The Interior Ministry stressed that its measures were “adequate” and pointed out that more than 100 police officers had been injured and 28 treated in hospital. There have been deliberate attempts by drivers to overtake traffic police and “legislators have used weapons” to stop them, it states.
People here are angry: with police, authorities and above all President Alexander Lukashenko. No one I’ve talked to has any support for what police do.
They watch the Belarusian leader talk on TV and laugh around him. They ask him what he thinks will happen next and how he will live with himself.
Screaming from balconies
A friend tried to travel across Minsk, which is now difficult because several metro stations in the center are close. When they complained to metro staff on the platform, they apologized and blamed the situation on Mr Lukashenko.
He has dismissed the majority of Protestants as unemployed as a criminal past and has instructed the government to find jobs for them.
Police in riot gear stormed a rally on Friday, removing hundreds of protesters by truck.

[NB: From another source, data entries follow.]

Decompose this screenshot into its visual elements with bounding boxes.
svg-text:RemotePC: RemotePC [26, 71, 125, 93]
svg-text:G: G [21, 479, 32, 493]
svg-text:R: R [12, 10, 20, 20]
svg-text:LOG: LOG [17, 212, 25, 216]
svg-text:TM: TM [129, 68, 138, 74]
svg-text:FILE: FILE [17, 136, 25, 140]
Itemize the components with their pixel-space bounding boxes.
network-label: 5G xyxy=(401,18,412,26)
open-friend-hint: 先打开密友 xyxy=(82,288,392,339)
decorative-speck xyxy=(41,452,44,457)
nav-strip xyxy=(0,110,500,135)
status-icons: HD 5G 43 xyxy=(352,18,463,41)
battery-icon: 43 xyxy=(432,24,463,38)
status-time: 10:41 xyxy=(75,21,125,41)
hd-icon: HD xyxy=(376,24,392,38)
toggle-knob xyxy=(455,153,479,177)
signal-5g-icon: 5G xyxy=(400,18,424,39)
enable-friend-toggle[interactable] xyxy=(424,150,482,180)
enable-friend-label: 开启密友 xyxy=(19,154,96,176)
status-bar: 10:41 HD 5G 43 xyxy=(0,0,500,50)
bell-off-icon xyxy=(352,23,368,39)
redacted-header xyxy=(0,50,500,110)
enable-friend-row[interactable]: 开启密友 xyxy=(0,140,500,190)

Police in riot gear stormed a rally on Friday, removing hundreds of protesters by truck. And this has made people further angry.
Belarusians have been shouting, swearing and shouting at police from their balconies to leave. Police responded by firing rubber bullets at the balconies.
Women have rushed to riot police, begging them to be civilians, and begging them to stop their attacks.
There have been before – in 2006 and 2010, although the protests were smaller in scale. But the level of brutality is shocking and new. Protesters and often passers-by have been targeted by people dressed in black, wearing balaclavas and without insight or uniform. This also happened with a BBC team.
Although people here are opposed, they are also worried about the future.
Further sanctions on Belarus would raise prices in a country where wages are already low. There is also the fear of losing your job if you are identified as supporting the protests.
No leadership for exile opposition
But there is also a fearlessness among the largely young Protestants. These are mostly ordinary Belarusians, not the hardened opposition persecutors we have seen in previous protests, and they have no clear leader.
The old opposition is gone. Some who stood against the president or campaign for democracy are behind bars, others have fled into exile.
Until now, the new generation of Protestants have no clear demands as a political program, only slogans: “Get out! Long live Belarus! Free the prisoners!”
Svetlana Tikhanovskaya herself was not an opposition leader but a mother of stay at home, whose straightforward approach was a symbol of people for change. But she, too, is gone.
However, there is still leadership and community. A crowdfunding initiative has raised more than $ 1 million (£ 765,000) for the injured and for detainees: for food, legal fees and fines.
The protests were calmer on Wednesday night and Belarusians are now looking for walkouts at their workplaces.
Some staff in factories and academic institutes went on strike, demanding an end to the violence and asking to recognize Ms Tikhanovskaya as the election winner.